Ming-Hsuan Lee (MAGAM ’18), from Taiwan, finds the strongly worded rhetoric unfamiliar. “Back in Taiwan, every candidate cares about what impression they leave with the voter. Candidates try to take an opinion that everyone will agree with. They are conservative.”

For Vender, the fact that we even care this much is new. “In Italy,” he said, “there is simply disinterest in politics. We don’t get involved as much.”

Donald Trump. Courtesy
Donald Trump. Courtesy

The rise of Trump was commented on by everyone interviewed for this article, and seems to have caught the whole world off guard. “I thought Trump had no followers, but apparently they exist,” said Alenezi. Lee was surprised that Trump’s aggression towards certain groups has garnered him support from others. “We want a candidate that is friendly with Taiwan, to help us leverage power against China. Taiwan, in general, believes that Trump is too aggressive.”

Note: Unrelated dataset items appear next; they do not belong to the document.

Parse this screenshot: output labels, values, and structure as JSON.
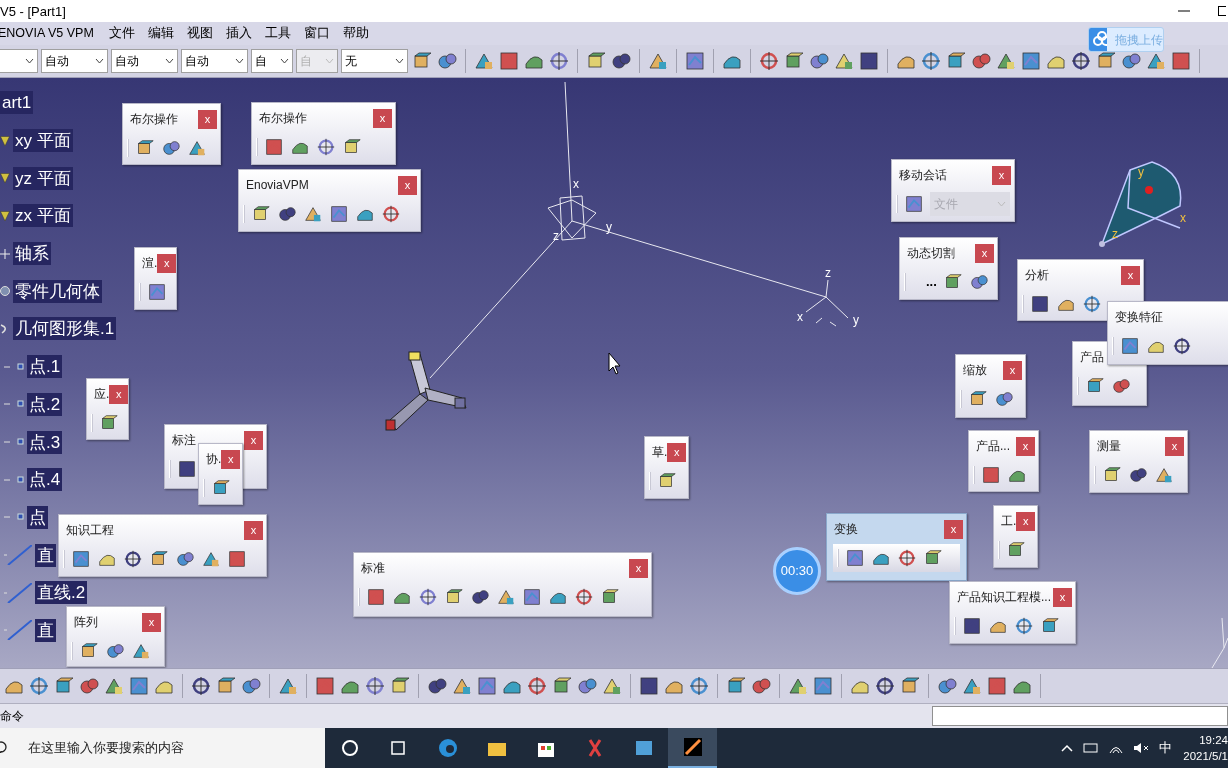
{
  "window": {
    "title": "V5 - [Part1]"
  },
  "menu": [
    "ENOVIA V5 VPM",
    "文件",
    "编辑",
    "视图",
    "插入",
    "工具",
    "窗口",
    "帮助"
  ],
  "upload_button": {
    "label": "拖拽上传"
  },
  "combos": [
    {
      "value": "自动",
      "disabled": false
    },
    {
      "value": "自动",
      "disabled": false
    },
    {
      "value": "自动",
      "disabled": false
    },
    {
      "value": "自",
      "disabled": false
    },
    {
      "value": "自",
      "disabled": true
    },
    {
      "value": "无",
      "disabled": false
    }
  ],
  "tree": {
    "label": "art1",
    "children": [
      {
        "label": "xy 平面",
        "kind": "plane"
      },
      {
        "label": "yz 平面",
        "kind": "plane"
      },
      {
        "label": "zx 平面",
        "kind": "plane"
      },
      {
        "label": "轴系",
        "kind": "axis"
      },
      {
        "label": "零件几何体",
        "kind": "body"
      },
      {
        "label": "几何图形集.1",
        "kind": "set",
        "children": [
          {
            "label": "点.1",
            "kind": "point"
          },
          {
            "label": "点.2",
            "kind": "point"
          },
          {
            "label": "点.3",
            "kind": "point"
          },
          {
            "label": "点.4",
            "kind": "point"
          },
          {
            "label": "点",
            "kind": "point"
          },
          {
            "label": "直",
            "kind": "line"
          },
          {
            "label": "直线.2",
            "kind": "line"
          },
          {
            "label": "直",
            "kind": "line"
          }
        ]
      }
    ]
  },
  "viewport": {
    "axis_labels": [
      "x",
      "y",
      "z",
      "z",
      "x",
      "y",
      "y",
      "x",
      "z"
    ],
    "timer": "00:30"
  },
  "toolbars": [
    {
      "title": "布尔操作",
      "close": "x",
      "active": false
    },
    {
      "title": "布尔操作",
      "close": "x",
      "active": false
    },
    {
      "title": "EnoviaVPM",
      "close": "x",
      "active": false
    },
    {
      "title": "渲.",
      "close": "x",
      "active": false
    },
    {
      "title": "应.",
      "close": "x",
      "active": false
    },
    {
      "title": "标注",
      "close": "x",
      "active": false
    },
    {
      "title": "协.",
      "close": "x",
      "active": false
    },
    {
      "title": "知识工程",
      "close": "x",
      "active": false
    },
    {
      "title": "阵列",
      "close": "x",
      "active": false
    },
    {
      "title": "标准",
      "close": "x",
      "active": false
    },
    {
      "title": "草.",
      "close": "x",
      "active": false
    },
    {
      "title": "移动会话",
      "close": "x",
      "active": false,
      "combo": {
        "value": "文件",
        "disabled": true
      }
    },
    {
      "title": "动态切割",
      "close": "x",
      "active": false,
      "prefix": "..."
    },
    {
      "title": "分析",
      "close": "x",
      "active": false
    },
    {
      "title": "产品",
      "active": false
    },
    {
      "title": "变换特征",
      "active": false
    },
    {
      "title": "缩放",
      "close": "x",
      "active": false
    },
    {
      "title": "产品...",
      "close": "x",
      "active": false
    },
    {
      "title": "测量",
      "close": "x",
      "active": false
    },
    {
      "title": "变换",
      "close": "x",
      "active": true
    },
    {
      "title": "工.",
      "close": "x",
      "active": false
    },
    {
      "title": "产品知识工程模...",
      "close": "x",
      "active": false
    }
  ],
  "status_bar": {
    "text": "命令"
  },
  "taskbar": {
    "search_placeholder": "在这里输入你要搜索的内容",
    "ime": "中",
    "time": "19:24",
    "date": "2021/5/1"
  }
}
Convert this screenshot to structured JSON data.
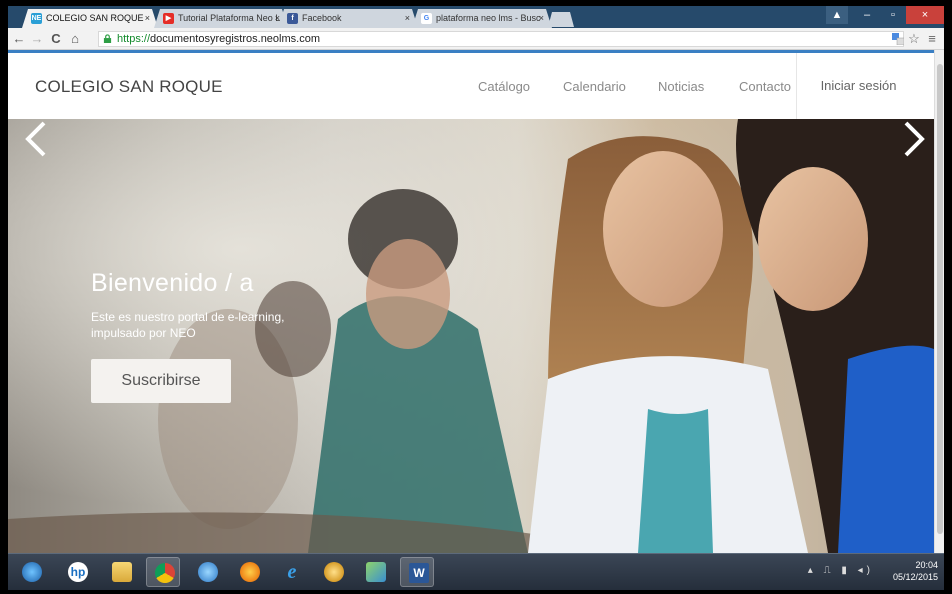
{
  "browser": {
    "tabs": [
      {
        "label": "COLEGIO SAN ROQUE",
        "favicon": "neo-favicon-icon",
        "favcolor": "#2a9fd6",
        "active": true
      },
      {
        "label": "Tutorial Plataforma Neo L",
        "favicon": "youtube-icon",
        "favcolor": "#e52d27",
        "active": false
      },
      {
        "label": "Facebook",
        "favicon": "facebook-icon",
        "favcolor": "#3b5998",
        "active": false
      },
      {
        "label": "plataforma neo lms - Busc",
        "favicon": "google-icon",
        "favcolor": "#4285f4",
        "active": false
      }
    ],
    "tab_close": "×",
    "url_scheme": "https://",
    "url_host": "documentosyregistros.neolms.com",
    "back": "←",
    "forward": "→",
    "reload": "C",
    "home": "⌂",
    "translate_icon": "translate-icon",
    "star": "☆",
    "menu": "≡",
    "win_min": "–",
    "win_max": "▫",
    "win_close": "×",
    "win_user": "▲"
  },
  "site": {
    "brand": "COLEGIO SAN ROQUE",
    "nav": [
      "Catálogo",
      "Calendario",
      "Noticias",
      "Contacto"
    ],
    "login": "Iniciar sesión",
    "accent": "#3a7fc3"
  },
  "hero": {
    "title": "Bienvenido / a",
    "subtitle": "Este es nuestro portal de e-learning, impulsado por NEO",
    "button": "Suscribirse",
    "prev_icon": "chevron-left-icon",
    "next_icon": "chevron-right-icon"
  },
  "taskbar": {
    "apps": [
      "windows-start-icon",
      "hp-icon",
      "file-explorer-icon",
      "chrome-icon",
      "windows-update-icon",
      "firefox-icon",
      "internet-explorer-icon",
      "media-player-icon",
      "games-icon",
      "word-icon"
    ],
    "tray_symbols": "▴ ⎍ ▮ ◂)",
    "time": "20:04",
    "date": "05/12/2015"
  }
}
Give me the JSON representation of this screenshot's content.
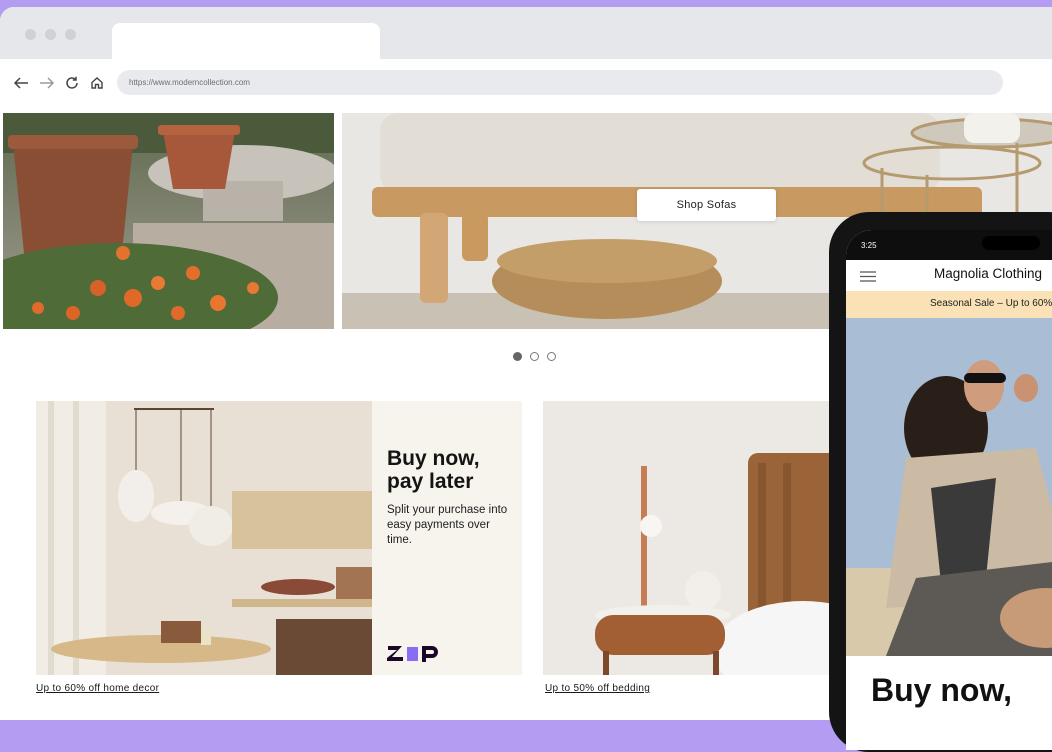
{
  "browser": {
    "url": "https://www.moderncollection.com"
  },
  "hero": {
    "cta_label": "Shop Sofas",
    "carousel": {
      "count": 3,
      "active": 1
    }
  },
  "promo": {
    "headline": "Buy now, pay later",
    "subtext": "Split your purchase into easy payments over time.",
    "logo": "zip",
    "brand_color": "#8a6cf4",
    "link_home_decor": "Up to 60% off home decor",
    "link_bedding": "Up to 50% off bedding"
  },
  "phone": {
    "time": "3:25",
    "store_title": "Magnolia Clothing",
    "banner": "Seasonal Sale – Up to 60%",
    "bnpl_headline": "Buy now,"
  },
  "colors": {
    "background": "#b49cf2",
    "banner": "#fae2b6",
    "zip_panel": "#f7f4ee"
  }
}
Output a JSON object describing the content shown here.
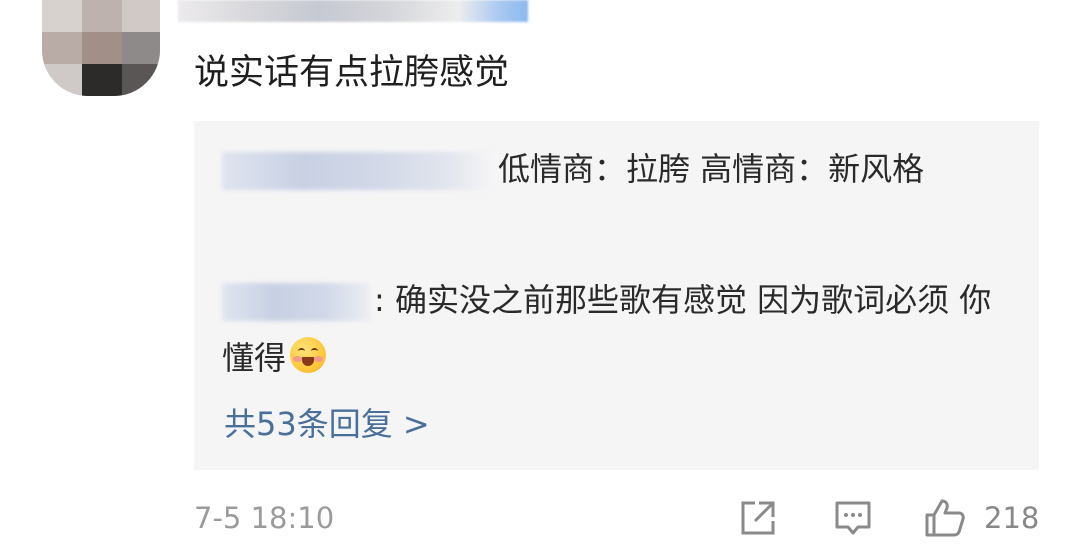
{
  "comment": {
    "text": "说实话有点拉胯感觉",
    "timestamp": "7-5 18:10",
    "like_count": "218"
  },
  "replies": [
    {
      "text": "低情商：拉胯 高情商：新风格"
    },
    {
      "text": ": 确实没之前那些歌有感觉 因为歌词必须 你懂得",
      "emoji": "smiling-face-with-hands-emoji"
    }
  ],
  "more_replies": "共53条回复 >",
  "icons": [
    "share-icon",
    "comment-icon",
    "like-icon"
  ],
  "colors": {
    "link": "#4a6f99",
    "reply_bg": "#f5f5f6",
    "meta": "#9b9b9b"
  }
}
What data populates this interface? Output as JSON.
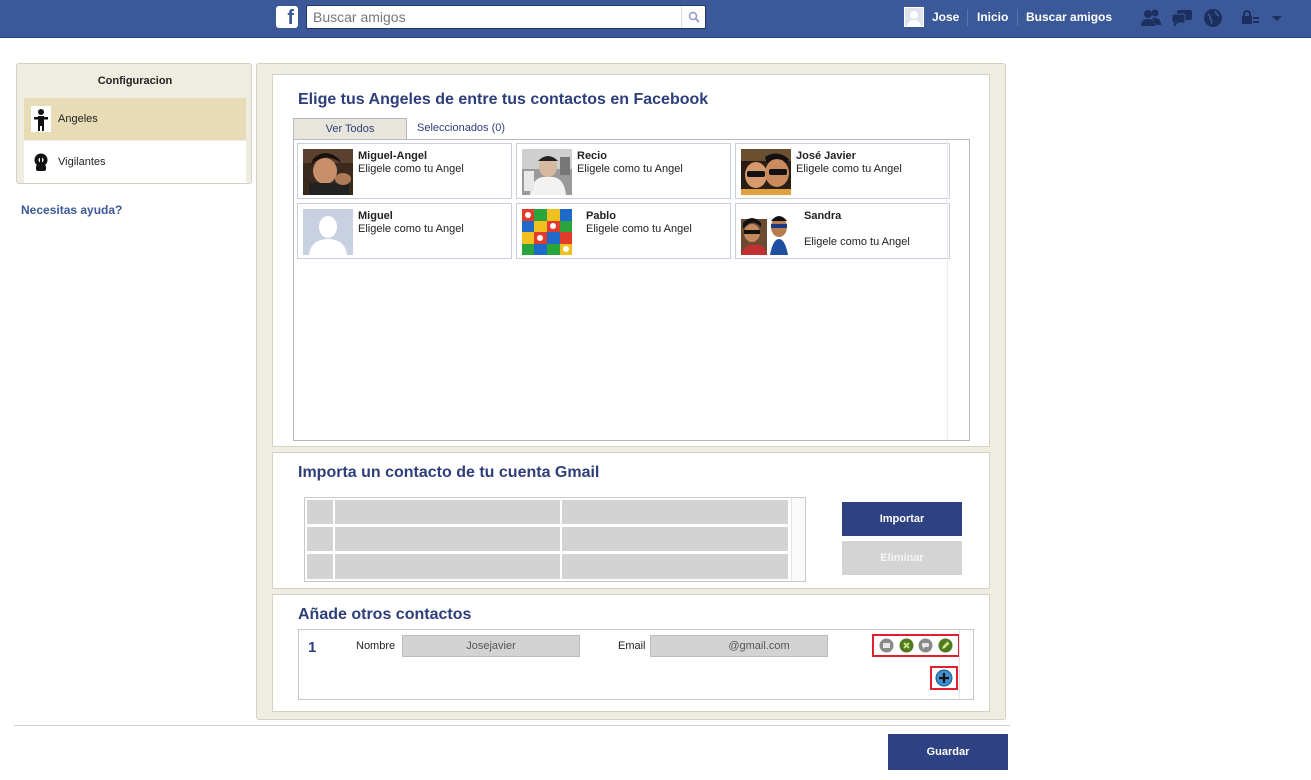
{
  "topbar": {
    "search_placeholder": "Buscar amigos",
    "user_name": "Jose",
    "nav_home": "Inicio",
    "nav_find": "Buscar amigos"
  },
  "sidebar": {
    "title": "Configuracion",
    "items": [
      {
        "label": "Angeles",
        "icon": "angel-icon",
        "active": true
      },
      {
        "label": "Vigilantes",
        "icon": "guardian-icon",
        "active": false
      }
    ],
    "help": "Necesitas ayuda?"
  },
  "facebook_section": {
    "title": "Elige tus Angeles de entre tus contactos en Facebook",
    "tab_all": "Ver Todos",
    "tab_selected": "Seleccionados (0)",
    "friends": [
      {
        "name": "Miguel-Angel",
        "action": "Eligele como tu Angel"
      },
      {
        "name": "Recio",
        "action": "Eligele como tu Angel"
      },
      {
        "name": "José Javier",
        "action": "Eligele como tu Angel"
      },
      {
        "name": "Miguel",
        "action": "Eligele como tu Angel"
      },
      {
        "name": "Pablo",
        "action": "Eligele como tu Angel"
      },
      {
        "name": "Sandra",
        "action": "Eligele como tu Angel"
      }
    ]
  },
  "gmail_section": {
    "title": "Importa un contacto de tu cuenta Gmail",
    "import_label": "Importar",
    "delete_label": "Eliminar"
  },
  "contacts_section": {
    "title": "Añade otros contactos",
    "rows": [
      {
        "number": "1",
        "name_label": "Nombre",
        "name_value": "Josejavier",
        "email_label": "Email",
        "email_value": "@gmail.com"
      }
    ]
  },
  "footer": {
    "save_label": "Guardar"
  },
  "colors": {
    "brand": "#3b5998",
    "title_blue": "#2e3e7a",
    "panel_bg": "#efece2",
    "highlight_red": "#e0202e"
  }
}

Yet, as Vender pointed out, “This election has been covered more by the media than other ones.” The apparent novelty of Trump’s politics has potentially been inflated by his ubiquity in the global news. “We perceive this election as different because the rhetoric is different.”

But with distance comes perspective. While it is tempting to view the 2016 election as a national bout of temporary insanity, Alenezi points out that “the politics are the same as always, they feel the same. There is always uncertainty about who will win.”

Considering that none are from the US, the Tbirds we talked to all knew a fair amount about ‘what’s going on in this election.’ Everyone echoed a common sentiment: American politics have global influence. The results of this election will be felt beyond our national boundaries.